Ma io mi risarciva della schiavitù personale colla libertà dello
spirito. Sdraiato sul canapè della mia cameretta accendeva uno sigaro e
mi metteva in viaggio. La mia fantasia usciva dalla finestra sulle spire
del fumo, e volava per l'ampio orizzonte con la rapidità del pensiero.
Se potessi rammentarmi quelle peregrinazioni meravigliose, scriverei un
bel volume. Mio zio mi destinava all'istruzione, io accettava il suo
piano come un mezzo d'emanciparmi, ma mi pareva di sentire in me stesso
una voce che mi chiamasse a più alti destini. Quel sentimento d'amore
che mi agitava l'anima aveva acceso nella mia mente una scintilla che mi
svelava un nuovo mondo; i miei pensieri si elevavano ad un'altezza
sublime che, rivelata con l'arte, avrebbe destato la meraviglia
universale. L'amore mi additava il cammino della gloria e della fortuna.
Avevo incominciato una tragedia, il _Lucchino Visconti_, ove tentava
rivelare gli arcani d'un'anima innamorata e mi pareva che la comparsa
del mio lavoro avrebbe introdotto una riforma radicale del teatro
italiano. E mi sembrava già di vedere il pubblico, esaltato
dall'entusiasmo, portarmi a casa in trionfo.
All'indomani dovevano naturalmente piovermi addosso gl'inviti, le
onorificenze e il denaro; ad ogni produzione l'oro invadeva il mio
scrittoio. Una nuova poesia era comparsa alla luce col corteggio della
ricchezza; il poeta tradizionale lacero, tapino e ridicolo cedeva il
passo al principe delle lettere, del quale tutti ambivano i favori. Egli
dava vita alle sue stupende creazioni in una splendida dimora, fra i
bronzi, i marmi, le pitture, e il lusso d'un palazzo incantato.
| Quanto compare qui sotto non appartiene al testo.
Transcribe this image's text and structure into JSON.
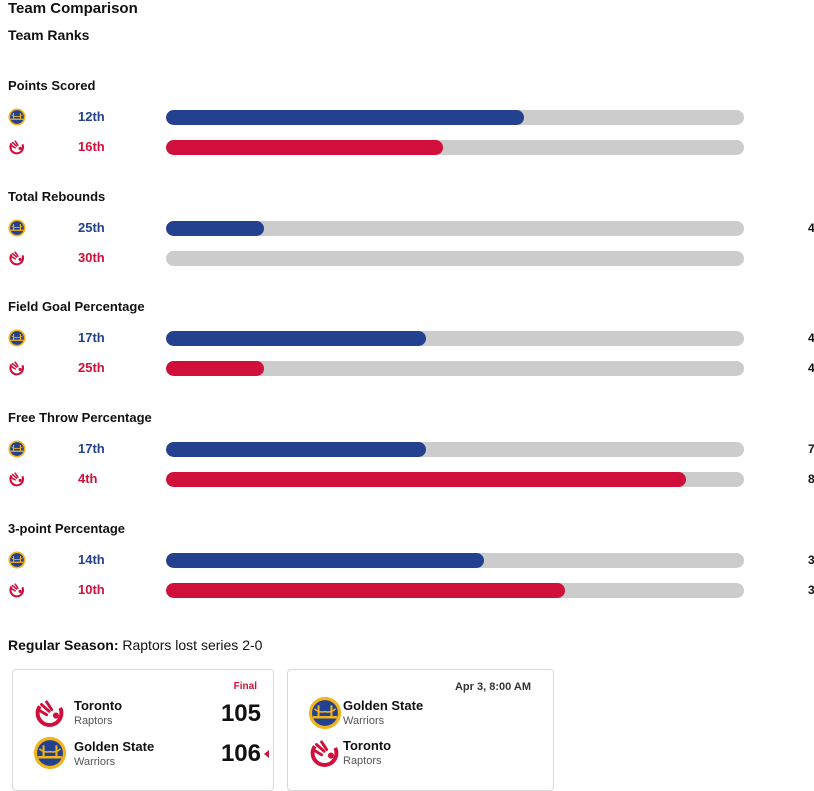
{
  "header": {
    "title": "Team Comparison",
    "subtitle": "Team Ranks"
  },
  "colors": {
    "warriors": "#23418f",
    "raptors": "#d0103a",
    "track": "#cccccc"
  },
  "stats": [
    {
      "title": "Points Scored",
      "warriors": {
        "rank": "12th",
        "value": "",
        "fill": 0.62
      },
      "raptors": {
        "rank": "16th",
        "value": "",
        "fill": 0.48
      }
    },
    {
      "title": "Total Rebounds",
      "warriors": {
        "rank": "25th",
        "value": "4",
        "fill": 0.17
      },
      "raptors": {
        "rank": "30th",
        "value": "",
        "fill": 0.0
      }
    },
    {
      "title": "Field Goal Percentage",
      "warriors": {
        "rank": "17th",
        "value": "4",
        "fill": 0.45
      },
      "raptors": {
        "rank": "25th",
        "value": "4",
        "fill": 0.17
      }
    },
    {
      "title": "Free Throw Percentage",
      "warriors": {
        "rank": "17th",
        "value": "7",
        "fill": 0.45
      },
      "raptors": {
        "rank": "4th",
        "value": "8",
        "fill": 0.9
      }
    },
    {
      "title": "3-point Percentage",
      "warriors": {
        "rank": "14th",
        "value": "3",
        "fill": 0.55
      },
      "raptors": {
        "rank": "10th",
        "value": "3",
        "fill": 0.69
      }
    }
  ],
  "season": {
    "label": "Regular Season:",
    "text": " Raptors lost series 2-0"
  },
  "games": [
    {
      "status": "Final",
      "team1": {
        "city": "Toronto",
        "name": "Raptors",
        "score": "105"
      },
      "team2": {
        "city": "Golden State",
        "name": "Warriors",
        "score": "106"
      }
    },
    {
      "status": "Apr 3, 8:00 AM",
      "team1": {
        "city": "Golden State",
        "name": "Warriors"
      },
      "team2": {
        "city": "Toronto",
        "name": "Raptors"
      }
    }
  ]
}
Con tali presagi nell'animo mi affacciavo alla finestra; gli occhi della
mia musa si alzavano, e un fluido celeste mi avvolgeva, come in un nimbo
di gloria. Niente mi pareva impossibile nella vita: io sentiva una
fiamma che mi rendea onnipotente.
Un giorno fra gli altri me ne stavo assorto in una di queste estasi
eteree, quando la Veronica entrò nella stanza.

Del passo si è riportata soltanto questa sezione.